Abstract:CNN architectures are generally heavy on memory and computational requirements which makes them infeasible for embedded systems with limited hardware resources. We propose dual convolutional kernels (DualConv) for constructing lightweight deep neural networks. DualConv combines 3$\times$3 and 1$\times$1 convolutional kernels to process the same input feature map channels simultaneously and exploits the group convolution technique to efficiently arrange convolutional filters. DualConv can be employed in any CNN model such as VGG-16 and ResNet-50 for image classification, YOLO and R-CNN for object detection, or FCN for semantic segmentation. In this paper, we extensively test DualConv for classification since these network architectures form the backbones for many other tasks. We also test DualConv for image detection on YOLO-V3. Experimental results show that, combined with our structural innovations, DualConv significantly reduces the computational cost and number of parameters of deep neural networks while surprisingly achieving slightly higher accuracy than the original models in some cases. We use DualConv to further reduce the number of parameters of the lightweight MobileNetV2 by 54% with only 0.68% drop in accuracy on CIFAR-100 dataset. When the number of parameters is not an issue, DualConv increases the accuracy of MobileNetV1 by 4.11% on the same dataset. Furthermore, DualConv significantly improves the YOLO-V3 object detection speed and improves its accuracy by 4.4% on PASCAL VOC dataset.
What problem does this paper attempt to address?
The main problem that this paper attempts to solve is the memory and computational resource limitations encountered when deploying modern convolutional neural networks (CNNs) on embedded systems and mobile platforms. Specifically, the paper proposes a new convolutional kernel design - DualConv (Dual Convolution), aiming to construct lightweight deep neural networks. DualConv simultaneously processes the same input feature map channels by combining 3×3 and 1×1 convolutional kernels and efficiently arranges convolutional filters using group convolution techniques, thereby reducing computational cost and the number of parameters while maintaining or improving the accuracy of the model.
### Main Problems
1. **High Computational and Storage Resource Requirements**: Due to their deep - layer structures and complexity, modern CNN models have a significant increase in model size (the number of parameters/weights) and the required computational resources, which makes these models only runnable on servers equipped with high - performance GPUs.
2. **Limitations of Embedded Devices and Mobile Platforms**: Although there is a huge demand for deploying deep models on embedded devices and mobile platforms, current network architectures are not suitable for these systems because of their limited memory, power, and computational resources.

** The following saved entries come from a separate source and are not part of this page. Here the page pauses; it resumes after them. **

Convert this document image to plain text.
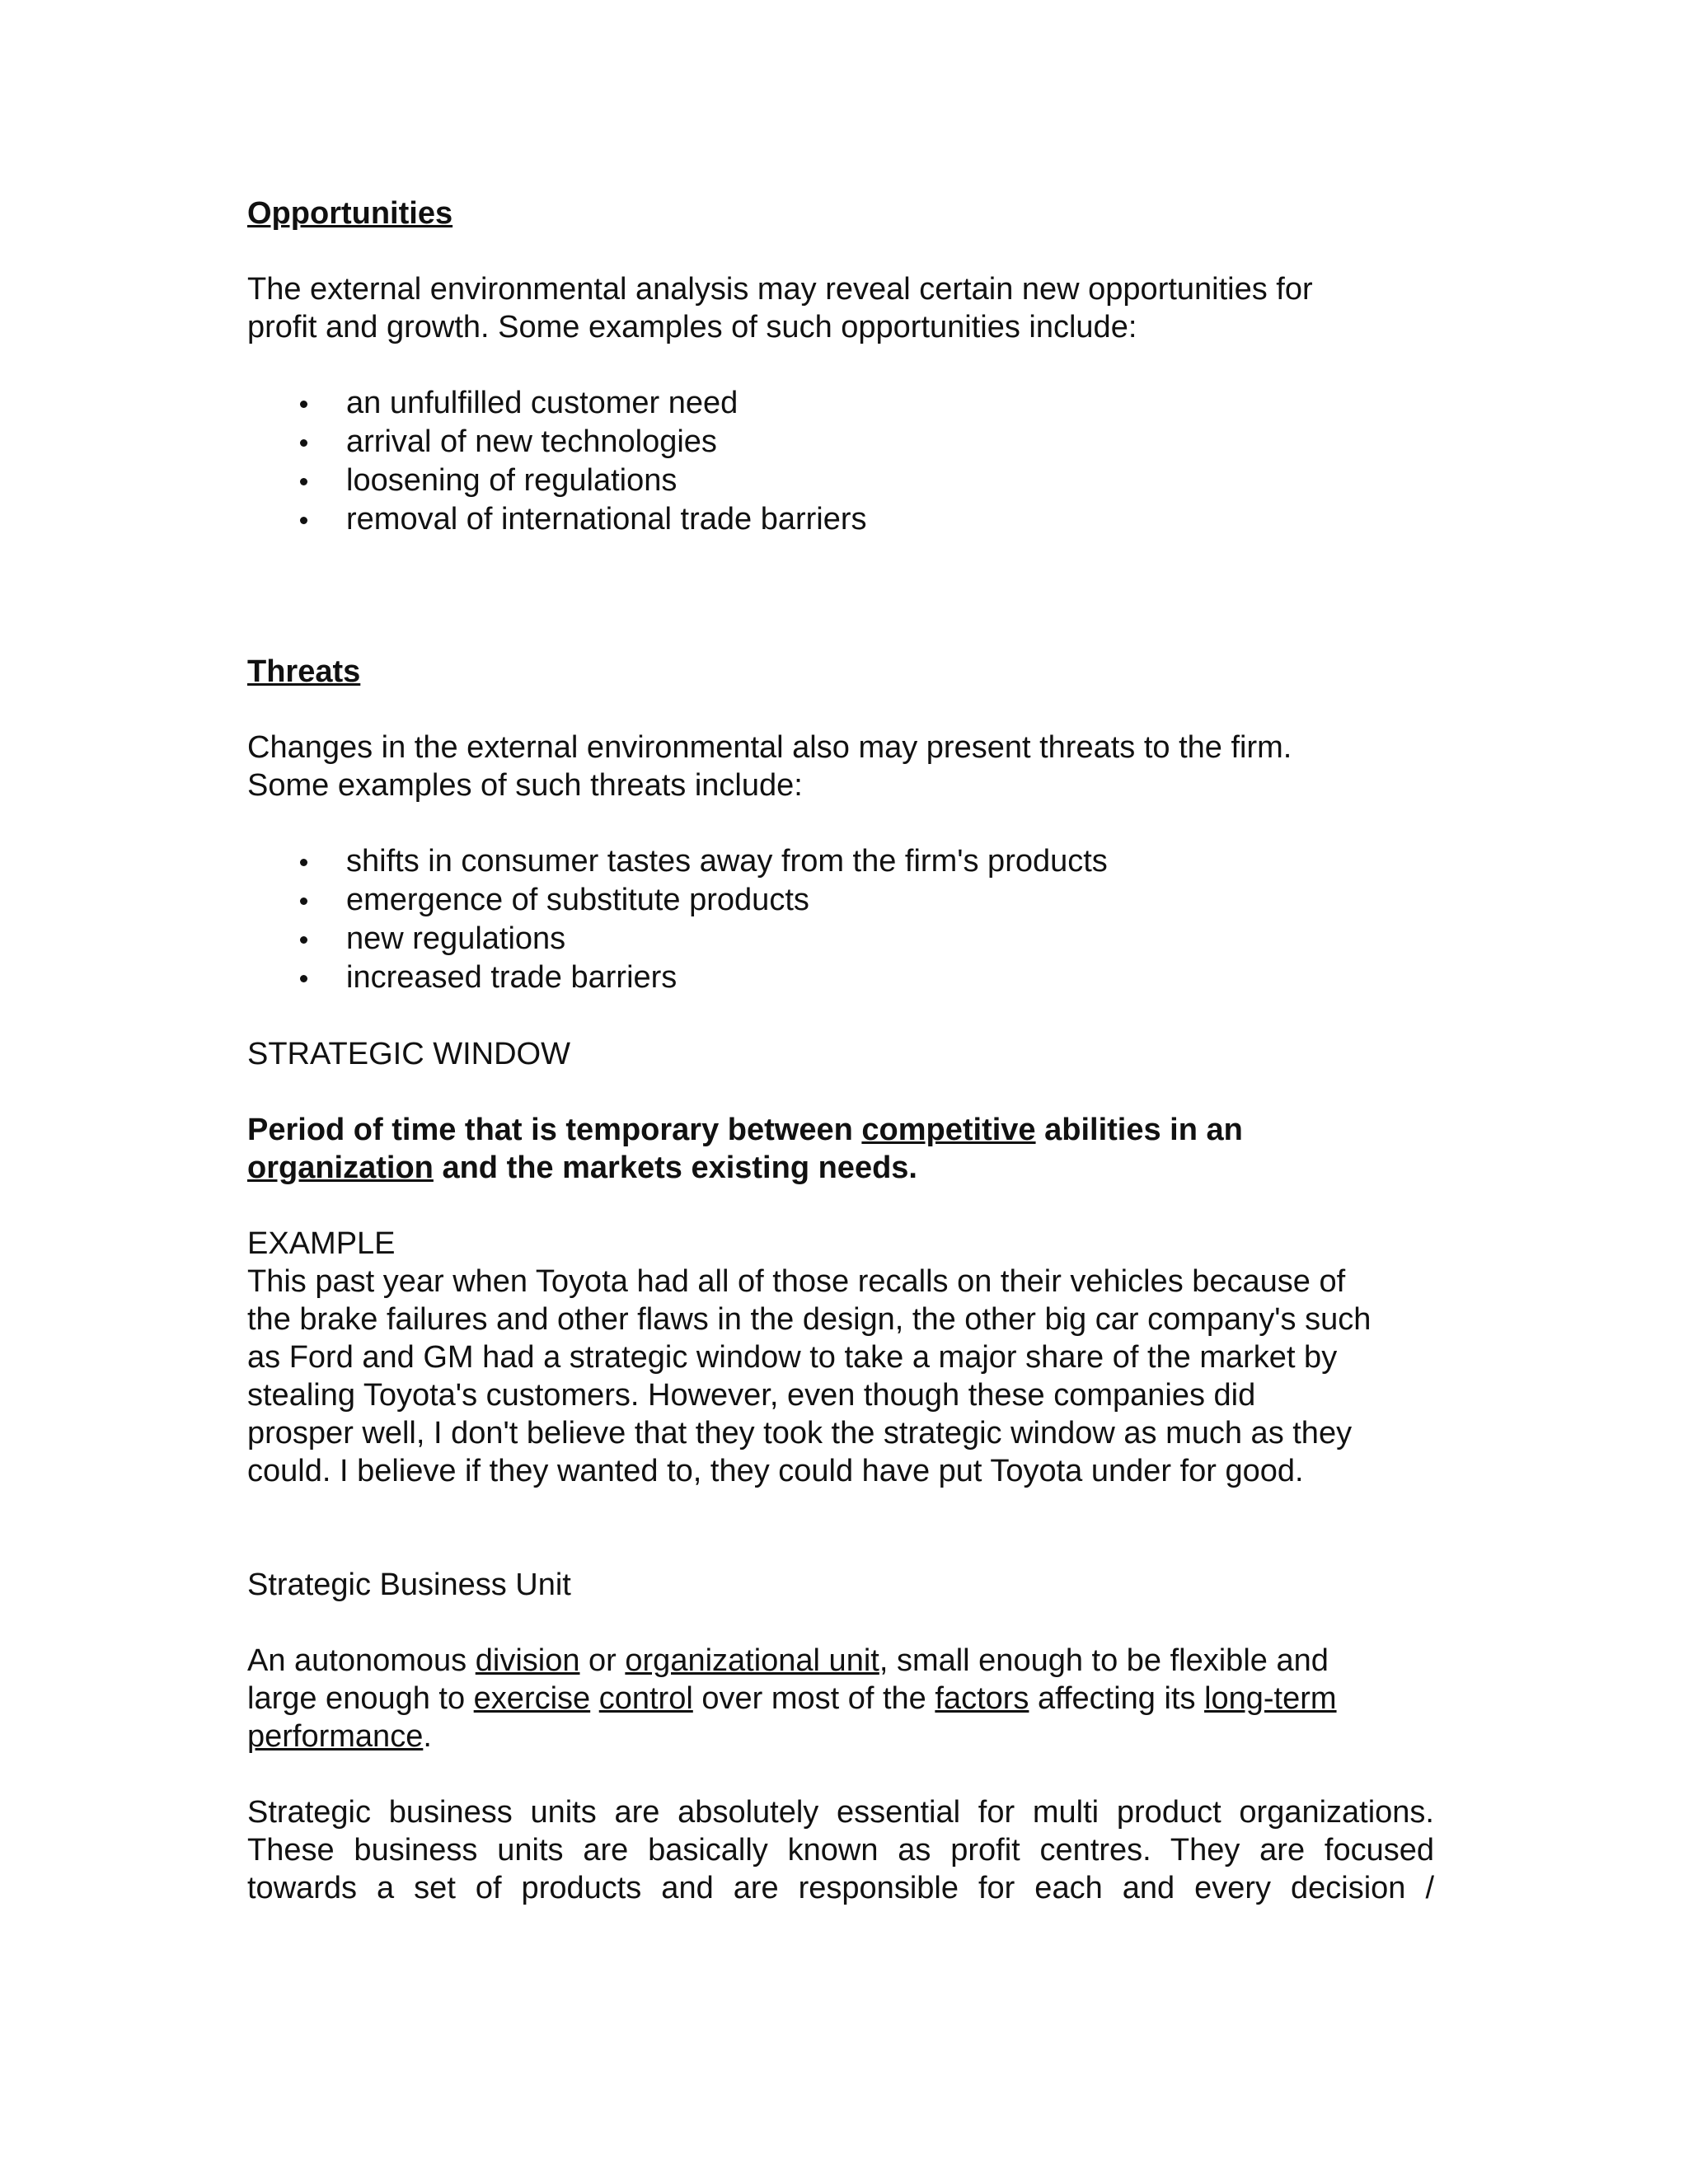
Opportunities

The external environmental analysis may reveal certain new opportunities for

profit and growth. Some examples of such opportunities include:

an unfulfilled customer need
arrival of new technologies
loosening of regulations
removal of international trade barriers

Threats

Changes in the external environmental also may present threats to the firm.

Some examples of such threats include:

shifts in consumer tastes away from the firm's products
emergence of substitute products
new regulations
increased trade barriers

STRATEGIC WINDOW

Period of time that is temporary between competitive abilities in an

organization and the markets existing needs.

EXAMPLE

This past year when Toyota had all of those recalls on their vehicles because of

the brake failures and other flaws in the design, the other big car company's such

as Ford and GM had a strategic window to take a major share of the market by

stealing Toyota's customers. However, even though these companies did

prosper well, I don't believe that they took the strategic window as much as they

could. I believe if they wanted to, they could have put Toyota under for good.

Strategic Business Unit

An autonomous division or organizational unit, small enough to be flexible and

large enough to exercise control over most of the factors affecting its long-term

performance.

Strategic business units are absolutely essential for multi product organizations.

These business units are basically known as profit centres. They are focused

towards a set of products and are responsible for each and every decision /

3. **Balance between Performance and Efficiency**: On embedded devices and mobile platforms, network accuracy, computational complexity, and the number of parameters are all important factors for evaluating different network architectures. Therefore, designing lightweight and accurate CNN models that can be deployed on these platforms has become an active research direction.
### Solutions
The DualConv proposed in the paper solves the above problems in the following ways:
- **Combining 3×3 and 1×1 Convolution Kernels**: Simultaneously process the same input feature map channels, retain the original information of the input feature map, and enable deeper convolutional layers to extract information more effectively.
- **Utilizing Group Convolution Techniques**: Efficiently arrange convolutional filters to reduce computational cost.
- **Wide Applicability**: It can replace standard convolutions in existing CNN models, such as VGG - 16, ResNet - 50, YOLO, and R - CNN, etc., and is applicable to image classification, object detection, and semantic segmentation tasks.
### Experimental Results
The experimental results show that DualConv significantly reduces the computational cost and the number of parameters of deep neural networks, and in some cases even achieves higher accuracy than the original model. For example:
- **On the CIFAR - 100 dataset**, using DualConv reduces the number of parameters of MobileNetV2 by 54% with only a 0.68% loss in accuracy.
- **On the PASCAL VOC dataset**, the YOLO - V3 improved by DualConv has an increase of 4.4% in the mAP value and at the same time significantly accelerates the detection speed.
In conclusion, through proposing DualConv, this paper successfully solves the resource limitation problems faced by modern CNN models when deployed on embedded systems and mobile platforms, providing new ideas for the design of lightweight deep neural networks.